Prison Island Tour in Zanzibar
Changuu Island, commonly referred to as Prison Island, is just a 20 - 30 minute boat ride from Stone Town, Zanzibar. Arriving by boat, the first thing you will see is a rustic wooden bridge jutting out into the azure blue waters of the Indian Ocean. The primary attractions are the giant sea tortoises and the prison ruins.

Historically, Prison Island was first used by Arab slave merchants as a place to detain slaves, and in 1890 the British built what was intended as a prison for Stone Town. Although the building was never actually used as a prison, it later became a quarantine station for Zanzibar, Kenya, Uganda and what was then Tanganyika.

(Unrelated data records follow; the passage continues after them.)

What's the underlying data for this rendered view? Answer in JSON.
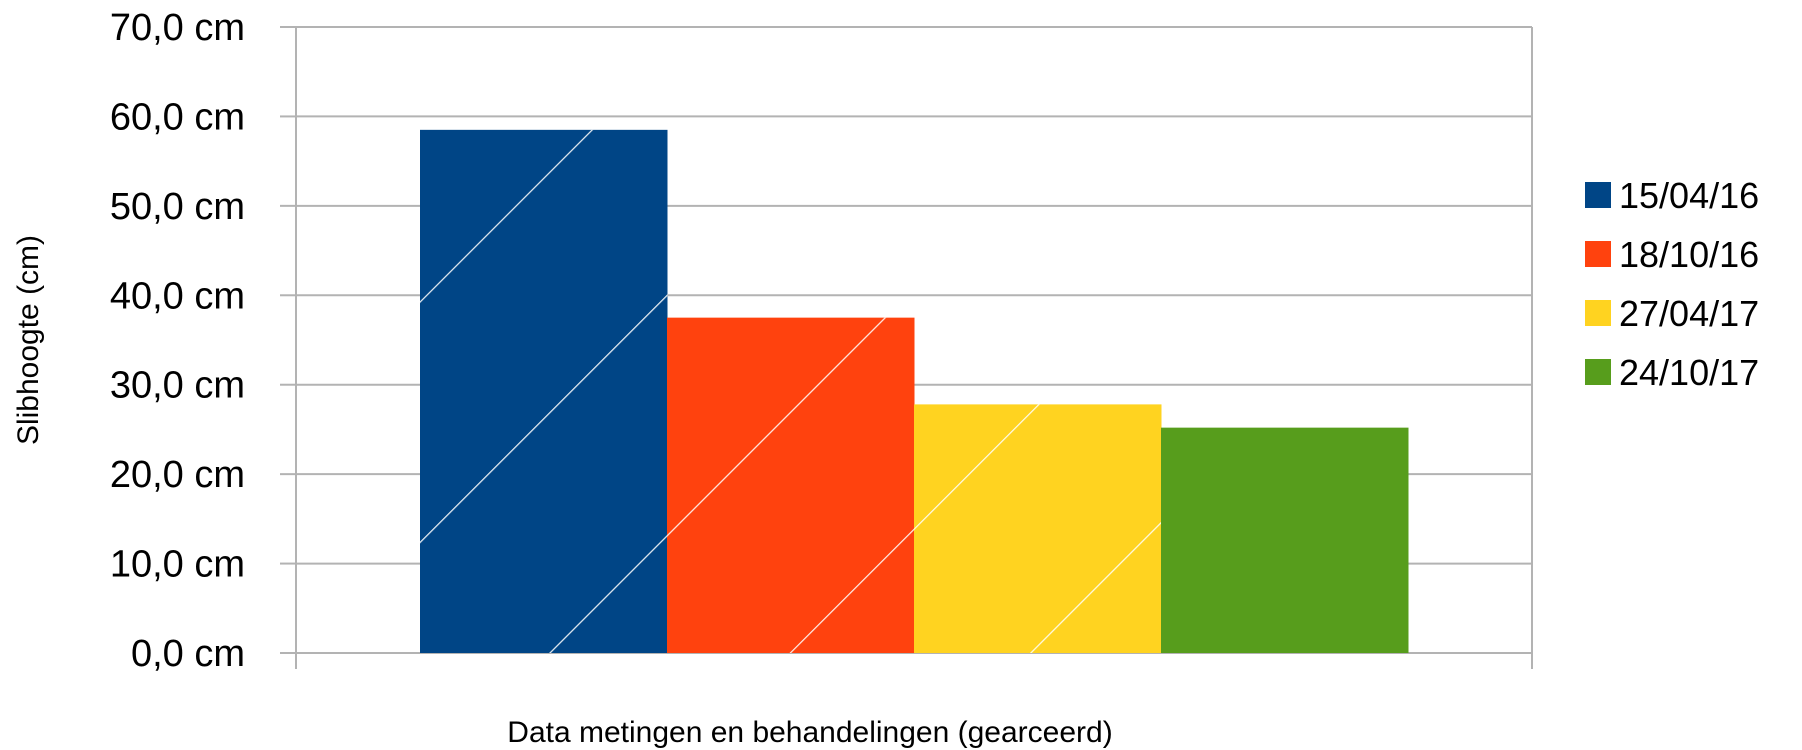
{
  "chart_data": {
    "type": "bar",
    "title": "",
    "xlabel": "Data metingen en behandelingen (gearceerd)",
    "ylabel": "Slibhoogte (cm)",
    "ylim": [
      0,
      70
    ],
    "y_ticks": [
      "0,0 cm",
      "10,0 cm",
      "20,0 cm",
      "30,0 cm",
      "40,0 cm",
      "50,0 cm",
      "60,0 cm",
      "70,0 cm"
    ],
    "grid": true,
    "legend_position": "right",
    "series": [
      {
        "name": "15/04/16",
        "values": [
          58.5
        ],
        "color": "#004586",
        "hatched": true
      },
      {
        "name": "18/10/16",
        "values": [
          37.5
        ],
        "color": "#ff420e",
        "hatched": true
      },
      {
        "name": "27/04/17",
        "values": [
          27.8
        ],
        "color": "#ffd320",
        "hatched": true
      },
      {
        "name": "24/10/17",
        "values": [
          25.2
        ],
        "color": "#579d1c",
        "hatched": false
      }
    ]
  }
}
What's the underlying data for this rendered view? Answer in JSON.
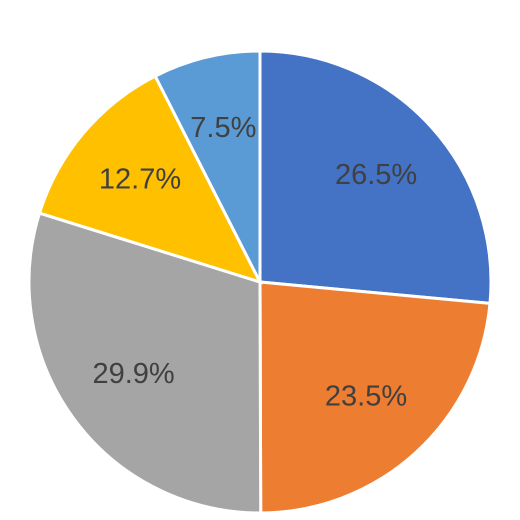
{
  "chart_data": {
    "type": "pie",
    "values": [
      26.5,
      23.5,
      29.9,
      12.7,
      7.5
    ],
    "value_labels": [
      "26.5%",
      "23.5%",
      "29.9%",
      "12.7%",
      "7.5%"
    ],
    "colors": [
      "#4472c4",
      "#ed7d31",
      "#a5a5a5",
      "#ffc000",
      "#5b9bd5"
    ]
  }
}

A five minute walk across the island from the prison ruins is the giant tortoise sanctuary. Originally imported from the Seychelles in the late 19th century, these magnificent creatures are friendly and sometimes the tortoise keepers may offer a child the opportunity to sit atop and ride one of the gentle giants. Beware, it is not uncommon to catch a pair of tortoises copulating!



The island is fringed with a small but beautiful coral reef, ideal for snorkeling, and has a lovely white sandy beach for sunbathing. You can hire masks and fins once you've landed. There is also a small restaurant offering drinks and refreshments, but usually only has one thing on the menu - fresh fish, chips, and salad.

Jozani Forest Zanzibar
Although most of Zanzibar's natural forest has been lost to agriculture or construction, the Jozani Forest is a protected reserve, and is the largest conservation area in Zanzibar. It is conveniently located in the centre of Zanzibar about 24 km southeast of Stone Town, and at 44 square kilometers the Jozani Forest covers approximately 3% of the Zanzibar main island.

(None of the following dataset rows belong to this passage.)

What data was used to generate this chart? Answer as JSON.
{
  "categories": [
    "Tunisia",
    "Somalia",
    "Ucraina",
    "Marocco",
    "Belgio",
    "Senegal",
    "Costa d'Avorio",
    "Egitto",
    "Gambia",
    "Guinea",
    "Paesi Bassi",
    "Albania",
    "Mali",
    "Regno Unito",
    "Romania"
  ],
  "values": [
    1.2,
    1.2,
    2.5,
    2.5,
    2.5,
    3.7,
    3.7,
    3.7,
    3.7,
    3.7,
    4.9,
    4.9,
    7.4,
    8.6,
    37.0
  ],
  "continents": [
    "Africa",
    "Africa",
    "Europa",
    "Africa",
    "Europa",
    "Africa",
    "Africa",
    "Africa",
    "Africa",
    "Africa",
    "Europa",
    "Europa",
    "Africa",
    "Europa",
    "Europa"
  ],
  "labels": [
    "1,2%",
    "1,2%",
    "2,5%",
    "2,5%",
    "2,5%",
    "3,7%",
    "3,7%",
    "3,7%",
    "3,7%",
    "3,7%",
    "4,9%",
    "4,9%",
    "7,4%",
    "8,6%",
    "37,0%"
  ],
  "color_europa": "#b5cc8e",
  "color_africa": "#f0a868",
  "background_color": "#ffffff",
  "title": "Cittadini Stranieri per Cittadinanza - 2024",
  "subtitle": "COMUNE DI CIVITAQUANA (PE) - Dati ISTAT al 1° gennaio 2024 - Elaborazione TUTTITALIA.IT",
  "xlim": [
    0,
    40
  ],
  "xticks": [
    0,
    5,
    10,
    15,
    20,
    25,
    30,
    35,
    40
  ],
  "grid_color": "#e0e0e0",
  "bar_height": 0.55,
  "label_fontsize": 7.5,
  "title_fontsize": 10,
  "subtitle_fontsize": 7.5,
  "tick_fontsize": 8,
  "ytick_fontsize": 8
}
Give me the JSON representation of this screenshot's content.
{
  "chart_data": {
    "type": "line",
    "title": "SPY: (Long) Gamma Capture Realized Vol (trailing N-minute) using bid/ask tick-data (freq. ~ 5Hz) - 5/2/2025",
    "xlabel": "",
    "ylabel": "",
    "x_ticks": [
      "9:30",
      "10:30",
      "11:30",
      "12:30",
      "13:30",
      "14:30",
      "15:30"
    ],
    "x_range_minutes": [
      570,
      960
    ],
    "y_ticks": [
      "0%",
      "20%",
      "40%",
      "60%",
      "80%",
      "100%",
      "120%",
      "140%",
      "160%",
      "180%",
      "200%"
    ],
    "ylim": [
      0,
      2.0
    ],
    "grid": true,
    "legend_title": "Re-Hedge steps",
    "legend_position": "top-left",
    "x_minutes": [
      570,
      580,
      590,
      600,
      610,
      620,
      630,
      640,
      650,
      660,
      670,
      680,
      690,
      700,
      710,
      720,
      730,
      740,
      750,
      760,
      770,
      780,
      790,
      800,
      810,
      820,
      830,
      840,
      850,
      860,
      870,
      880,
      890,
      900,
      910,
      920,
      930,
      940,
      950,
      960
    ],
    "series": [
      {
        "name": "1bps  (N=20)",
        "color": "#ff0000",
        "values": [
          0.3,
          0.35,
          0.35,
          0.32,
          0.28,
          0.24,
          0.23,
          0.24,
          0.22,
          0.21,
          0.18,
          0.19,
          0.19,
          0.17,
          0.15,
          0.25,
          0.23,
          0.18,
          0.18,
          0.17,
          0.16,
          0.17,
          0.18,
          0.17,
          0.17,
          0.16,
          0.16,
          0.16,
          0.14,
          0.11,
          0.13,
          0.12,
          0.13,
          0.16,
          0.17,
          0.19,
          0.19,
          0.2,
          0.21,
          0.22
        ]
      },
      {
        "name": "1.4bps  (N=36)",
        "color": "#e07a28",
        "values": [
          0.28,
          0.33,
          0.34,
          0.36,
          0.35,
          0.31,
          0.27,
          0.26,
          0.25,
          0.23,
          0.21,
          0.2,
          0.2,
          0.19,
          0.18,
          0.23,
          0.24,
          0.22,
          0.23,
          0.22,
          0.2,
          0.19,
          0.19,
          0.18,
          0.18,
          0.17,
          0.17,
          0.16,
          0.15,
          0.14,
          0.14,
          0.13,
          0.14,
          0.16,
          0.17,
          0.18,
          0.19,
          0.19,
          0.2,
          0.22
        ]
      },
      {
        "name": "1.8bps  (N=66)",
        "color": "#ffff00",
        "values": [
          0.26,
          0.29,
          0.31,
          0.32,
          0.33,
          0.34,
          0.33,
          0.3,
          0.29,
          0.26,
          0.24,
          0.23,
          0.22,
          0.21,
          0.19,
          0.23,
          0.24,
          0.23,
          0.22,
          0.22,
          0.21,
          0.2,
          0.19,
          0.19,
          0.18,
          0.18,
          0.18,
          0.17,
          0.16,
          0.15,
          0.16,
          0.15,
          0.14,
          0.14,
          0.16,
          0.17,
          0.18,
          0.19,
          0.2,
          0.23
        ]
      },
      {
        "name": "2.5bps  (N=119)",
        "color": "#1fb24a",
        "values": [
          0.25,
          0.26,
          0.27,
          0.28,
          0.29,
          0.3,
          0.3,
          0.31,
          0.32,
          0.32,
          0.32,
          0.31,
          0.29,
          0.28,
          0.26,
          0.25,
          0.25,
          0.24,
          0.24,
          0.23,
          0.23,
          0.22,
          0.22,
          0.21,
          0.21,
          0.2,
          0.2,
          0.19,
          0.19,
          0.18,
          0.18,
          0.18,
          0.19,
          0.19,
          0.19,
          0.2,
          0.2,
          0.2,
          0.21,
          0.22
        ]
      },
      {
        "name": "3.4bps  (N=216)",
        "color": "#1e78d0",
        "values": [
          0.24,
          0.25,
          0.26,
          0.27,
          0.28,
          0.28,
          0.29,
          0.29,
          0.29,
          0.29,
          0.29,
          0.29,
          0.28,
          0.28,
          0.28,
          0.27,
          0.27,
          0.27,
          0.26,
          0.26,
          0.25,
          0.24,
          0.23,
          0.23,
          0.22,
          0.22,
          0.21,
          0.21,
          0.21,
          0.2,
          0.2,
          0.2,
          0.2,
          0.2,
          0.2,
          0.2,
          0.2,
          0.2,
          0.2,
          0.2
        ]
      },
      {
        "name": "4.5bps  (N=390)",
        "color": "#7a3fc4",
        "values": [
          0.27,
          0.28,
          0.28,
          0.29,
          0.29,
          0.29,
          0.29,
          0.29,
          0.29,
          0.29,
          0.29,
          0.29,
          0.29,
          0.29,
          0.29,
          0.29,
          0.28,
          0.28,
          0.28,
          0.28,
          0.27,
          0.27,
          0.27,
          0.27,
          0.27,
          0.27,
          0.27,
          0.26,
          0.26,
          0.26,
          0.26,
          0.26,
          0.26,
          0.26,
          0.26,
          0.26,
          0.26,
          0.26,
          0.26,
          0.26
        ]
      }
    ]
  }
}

The reserve contains a large mangrove swamp and natural coral rag forest that is home to over 100 different kinds of trees and species such as the rare and endangered red colobus monkey, Sykes monkey, bush babies, duikers, hyraxes, over 50 species of butterfly and 40 species of birds. With a population estimated at fewer than 2,000, the red colubus monkey is one of the rarest monkeys in Africa and can only be found on the main island of Zanzibar.

The reserve is managed by the local residents who operate tree nurseries and act as rangers and guides. From the visitors' centre, visitors will take a guided 45-minute nature trail into the beautiful and peaceful forest where there is excellent opportunity to spot the red colobus monkey.